The Florida League of Cities continues to complain of isolated examples where local governments feel overwhelmed by public records lawsuits they contend are motivated by generating legal fees rather than concern about the public’s business. Indeed, there are reports of some abuses by a very small handful of bad actors. But Steube’s bill takes a sledgehammer to the public records law and would have a chilling effect on the right of all citizens to access public records.

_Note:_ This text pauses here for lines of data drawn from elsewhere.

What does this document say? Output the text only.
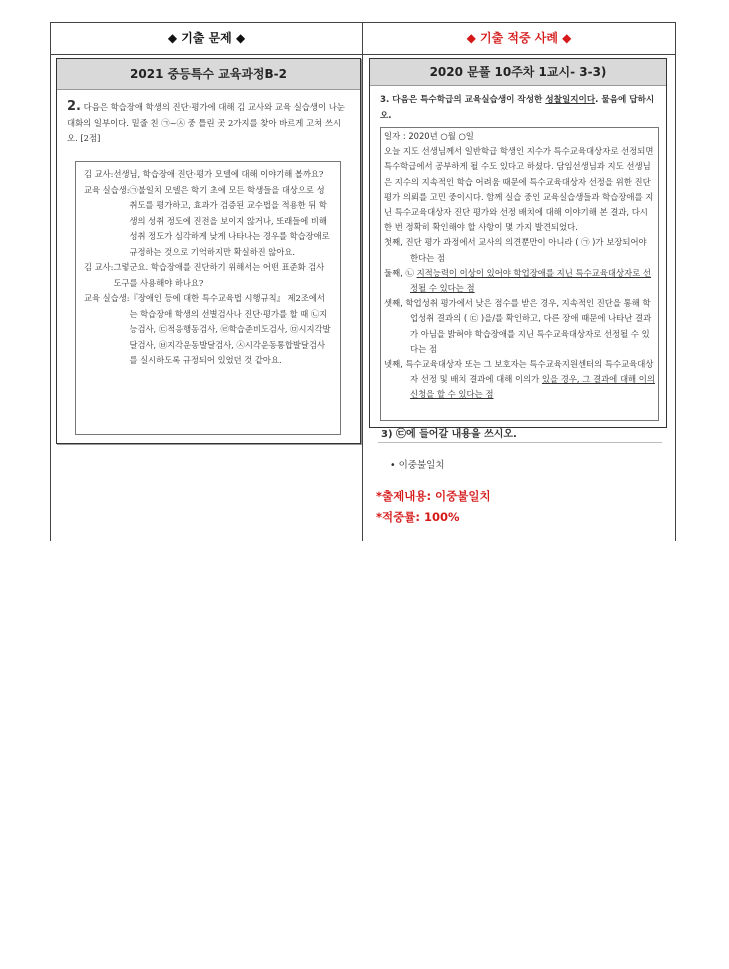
◆ 기출 문제 ◆	◆ 기출 적중 사례 ◆
2021 중등특수 교육과정B-2
2. 다음은 학습장애 학생의 진단·평가에 대해 김 교사와 교육 실습생이 나눈 대화의 일부이다. 밑줄 친 ㉠~㉦ 중 틀린 곳 2가지를 찾아 바르게 고쳐 쓰시오. [2점]
김 교사: 선생님, 학습장애 진단·평가 모델에 대해 이야기해 볼까요?
교육 실습생: ㉠불일치 모델은 학기 초에 모든 학생들을 대상으로 성취도를 평가하고, 효과가 검증된 교수법을 적용한 뒤 학생의 성취 정도에 진전을 보이지 않거나, 또래들에 비해 성취 정도가 심각하게 낮게 나타나는 경우를 학습장애로 규정하는 것으로 기억하지만 확실하진 않아요.
김 교사: 그렇군요. 학습장애를 진단하기 위해서는 어떤 표준화 검사 도구를 사용해야 하나요?
교육 실습생: 『장애인 등에 대한 특수교육법 시행규칙』 제2조에서는 학습장애 학생의 선별검사나 진단·평가를 할 때 ㉡지능검사, ㉢적응행동검사, ㉣학습준비도검사, ㉤시지각발달검사, ㉥지각운동발달검사, ㉦시각운동통합발달검사를 실시하도록 규정되어 있었던 것 같아요.
2020 문풀 10주차 1교시- 3-3)
3. 다음은 특수학급의 교육실습생이 작성한 성찰일지이다. 물음에 답하시오.
일자 : 2020년 ○월 ○일
오늘 지도 선생님께서 일반학급 학생인 지수가 특수교육대상자로 선정되면 특수학급에서 공부하게 될 수도 있다고 하셨다. 담임선생님과 지도 선생님은 지수의 지속적인 학습 어려움 때문에 특수교육대상자 선정을 위한 진단 평가 의뢰를 고민 중이시다. 함께 실습 중인 교육실습생들과 학습장애를 지닌 특수교육대상자 진단 평가와 선정 배치에 대해 이야기해 본 결과, 다시 한 번 정확히 확인해야 할 사항이 몇 가지 발견되었다.
첫째, 진단 평가 과정에서 교사의 의견뿐만이 아니라 ( ㉠ )가 보장되어야 한다는 점
둘째, ㉡ 지적능력이 이상이 있어야 학업장애를 지닌 특수교육대상자로 선정될 수 있다는 점
셋째, 학업성취 평가에서 낮은 점수를 받은 경우, 지속적인 진단을 통해 학업성취 결과의 ( ㉢ )을/를 확인하고, 다른 장애 때문에 나타난 결과가 아님을 밝혀야 학습장애를 지닌 특수교육대상자로 선정될 수 있다는 점
넷째, 특수교육대상자 또는 그 보호자는 특수교육지원센터의 특수교육대상자 선정 및 배치 결과에 대해 이의가 있을 경우, 그 결과에 대해 이의신청을 할 수 있다는 점
3) ㉢에 들어갈 내용을 쓰시오.
• 이중불일치
*출제내용: 이중불일치
*적중률: 100%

There are better ways to address any abuses. First, the courts and the Florida Bar have the ability take action. A Jacksonville circuit judge ruled against the plaintiff in a public records lawsuit in 2015 and noted he had 17 pending public records lawsuits in Duval County and received money whenever they were settled. That situation, the judge wrote, was probably "an improper fee-splitting arrangement" with a lawyer, and last month a Florida Bar committee found probable cause that the lawyer in that case committed an ethics violation.

Second, a compromise bill agreed to by the Florida League of Cities and filed again this year is better than Steube’s approach. The compromise, which passed the Senate last year and died in the House, requires agencies that violate the public records law to pay the plaintiff’s attorney fees unless the court finds the records request "was made primarily to harass the agency or cause a violation of this chapter.”

The Senate Governmental Oversight and Accountability Committee that will consider Steube’s bill today includes two Tampa Bay senators: Bill Galvano, R-Sarasota, and Darryl Rouson, D-St. Petersburg. They should help kill this attack on the constitutional right to public records before it goes any further.